Êzîdîlerin Şengal’e geri dönmesinde KDP’nin belirleyici olduğunu söyleyen Çomani, ”Çünkü Êzîdîlerin yarısı KDP’nin kamplarında kalıyor. Laleş de KDP’nin kontrolünde. Türkiye nasıl ki Avrupa’ya karşı mültecileri bir silah olarak kullanıyor, KDP de 2016’dan bu yana Êzîdî mültecileri bir silah olarak kullanıyor” şeklinde konuştu.

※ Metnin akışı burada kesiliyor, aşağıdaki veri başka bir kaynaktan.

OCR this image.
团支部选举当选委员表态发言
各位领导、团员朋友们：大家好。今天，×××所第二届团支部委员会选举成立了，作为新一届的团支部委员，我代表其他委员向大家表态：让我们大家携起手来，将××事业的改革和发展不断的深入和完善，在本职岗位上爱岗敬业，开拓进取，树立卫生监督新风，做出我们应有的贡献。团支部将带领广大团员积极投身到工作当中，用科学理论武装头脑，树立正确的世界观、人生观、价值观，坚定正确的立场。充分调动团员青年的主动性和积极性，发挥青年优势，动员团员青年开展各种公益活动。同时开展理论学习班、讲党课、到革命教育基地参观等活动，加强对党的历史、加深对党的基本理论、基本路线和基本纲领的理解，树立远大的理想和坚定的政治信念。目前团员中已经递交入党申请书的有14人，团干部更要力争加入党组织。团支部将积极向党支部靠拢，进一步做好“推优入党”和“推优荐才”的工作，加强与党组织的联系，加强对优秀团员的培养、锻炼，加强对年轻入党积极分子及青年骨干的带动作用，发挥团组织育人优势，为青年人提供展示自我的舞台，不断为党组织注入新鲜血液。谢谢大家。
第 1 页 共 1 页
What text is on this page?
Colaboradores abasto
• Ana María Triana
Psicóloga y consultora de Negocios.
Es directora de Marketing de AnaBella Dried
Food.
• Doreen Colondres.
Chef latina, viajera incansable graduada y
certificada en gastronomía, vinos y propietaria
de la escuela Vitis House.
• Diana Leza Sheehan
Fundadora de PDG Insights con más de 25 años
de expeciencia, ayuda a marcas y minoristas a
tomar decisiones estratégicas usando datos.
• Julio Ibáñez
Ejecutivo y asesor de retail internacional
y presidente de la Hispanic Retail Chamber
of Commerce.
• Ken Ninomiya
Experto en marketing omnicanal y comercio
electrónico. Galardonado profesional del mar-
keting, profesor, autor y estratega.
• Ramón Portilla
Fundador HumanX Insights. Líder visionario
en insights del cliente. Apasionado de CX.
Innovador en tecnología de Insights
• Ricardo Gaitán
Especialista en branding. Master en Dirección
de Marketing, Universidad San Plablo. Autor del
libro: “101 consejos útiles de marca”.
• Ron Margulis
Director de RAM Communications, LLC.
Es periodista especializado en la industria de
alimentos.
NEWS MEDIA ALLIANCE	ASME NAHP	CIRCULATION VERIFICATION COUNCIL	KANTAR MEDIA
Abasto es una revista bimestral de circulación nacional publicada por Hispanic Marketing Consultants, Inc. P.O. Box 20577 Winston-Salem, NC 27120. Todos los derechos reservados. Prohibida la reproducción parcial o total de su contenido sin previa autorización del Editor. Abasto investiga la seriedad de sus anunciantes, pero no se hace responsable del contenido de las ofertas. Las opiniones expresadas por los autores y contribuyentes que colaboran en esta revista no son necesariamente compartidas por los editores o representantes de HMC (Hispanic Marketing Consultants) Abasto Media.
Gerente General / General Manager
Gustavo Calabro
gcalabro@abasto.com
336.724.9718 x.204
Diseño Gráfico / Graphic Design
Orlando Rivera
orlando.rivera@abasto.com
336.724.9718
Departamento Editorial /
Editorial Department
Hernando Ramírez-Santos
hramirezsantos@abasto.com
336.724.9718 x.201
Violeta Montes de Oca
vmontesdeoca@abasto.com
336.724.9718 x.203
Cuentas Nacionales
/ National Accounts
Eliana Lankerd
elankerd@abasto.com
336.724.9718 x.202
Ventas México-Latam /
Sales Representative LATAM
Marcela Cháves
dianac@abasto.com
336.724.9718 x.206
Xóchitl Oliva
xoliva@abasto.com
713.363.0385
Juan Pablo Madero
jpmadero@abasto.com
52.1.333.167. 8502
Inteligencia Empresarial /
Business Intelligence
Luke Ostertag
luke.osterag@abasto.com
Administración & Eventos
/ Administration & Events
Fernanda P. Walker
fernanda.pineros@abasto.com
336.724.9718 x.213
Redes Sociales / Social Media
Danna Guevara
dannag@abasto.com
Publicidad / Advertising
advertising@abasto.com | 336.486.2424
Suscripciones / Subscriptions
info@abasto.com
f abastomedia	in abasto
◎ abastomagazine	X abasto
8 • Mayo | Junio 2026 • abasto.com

  ‘İyi Êzîdî’, ‘kötü Êzîdî söylemi

Federe Kürdistan Hükümeti’nin YBŞ’yi düşman gibi gördüğünü, bundan vazgeçmesi gerektiğini belirten Çomani, şunları dile getirdi: ”Federe Hükümet, ‘iyi Êzîdî’ ve ‘kötü Êzîdî’ gibi bir ayrım yapamaz. Zaten bu konuda KDP uluslararası arenada ‘iyi Kürt’, ‘kötü Kürt’ biçiminde bir söylem geliştirmişti ki Kürtlere yapılabilecek en kötü şeydi. Şimdi de bu söylemi Êzîdî toplumu için tercüme etti. ‘Bizimle olan Êzîdîler’, ‘PKK ile olan Êzîdîler’, ‘Bizimle olanlar iyi’, ‘Onlarla olanlar kötü’… Yine KDP’nin Şii milisler hakkında bir şey söylemeyip YBŞ’ye düşmanlık yapması da düşündürücü.”

Artık yeni bir durum var

Şengal’in artık 2014 öncesi gibi olmadığını; yeni bir sürecin yaşandığını ve herkesin buna göre pozisyon alması gerektiğini kaydeden Çomani, ”KDP, 2014 sonrası bölgede hükümranlık yapmaktan vazgeçmeli. Bağdat da aynı şekilde. YBŞ de PKK de 2014’ten bu yana o bölgede çok sayıda kayıp verdi. Oranın ayakta kalmasında ve inşasında bir aktör haline geldiler. Onlar da şunun bilmeli ki; tüm Êzîdîler onlarla beraber hareket etmiyor. Bazıları KDP, YNK, Goran veya bağımsız, hatta Irak’la hareket ediyor. Birbirlerini kabul edip beraber çalışabilmeliler. Bu anlaşma geçici bir anlaşma. Önemli olan bir dahaki özgür seçimlere kadar Ezîdîlerin yaşadığı yerlerde temsil kabiliyetine sahip adaylarını seçtirebilmek ve sorunlarını çözebilmek’’ dedi.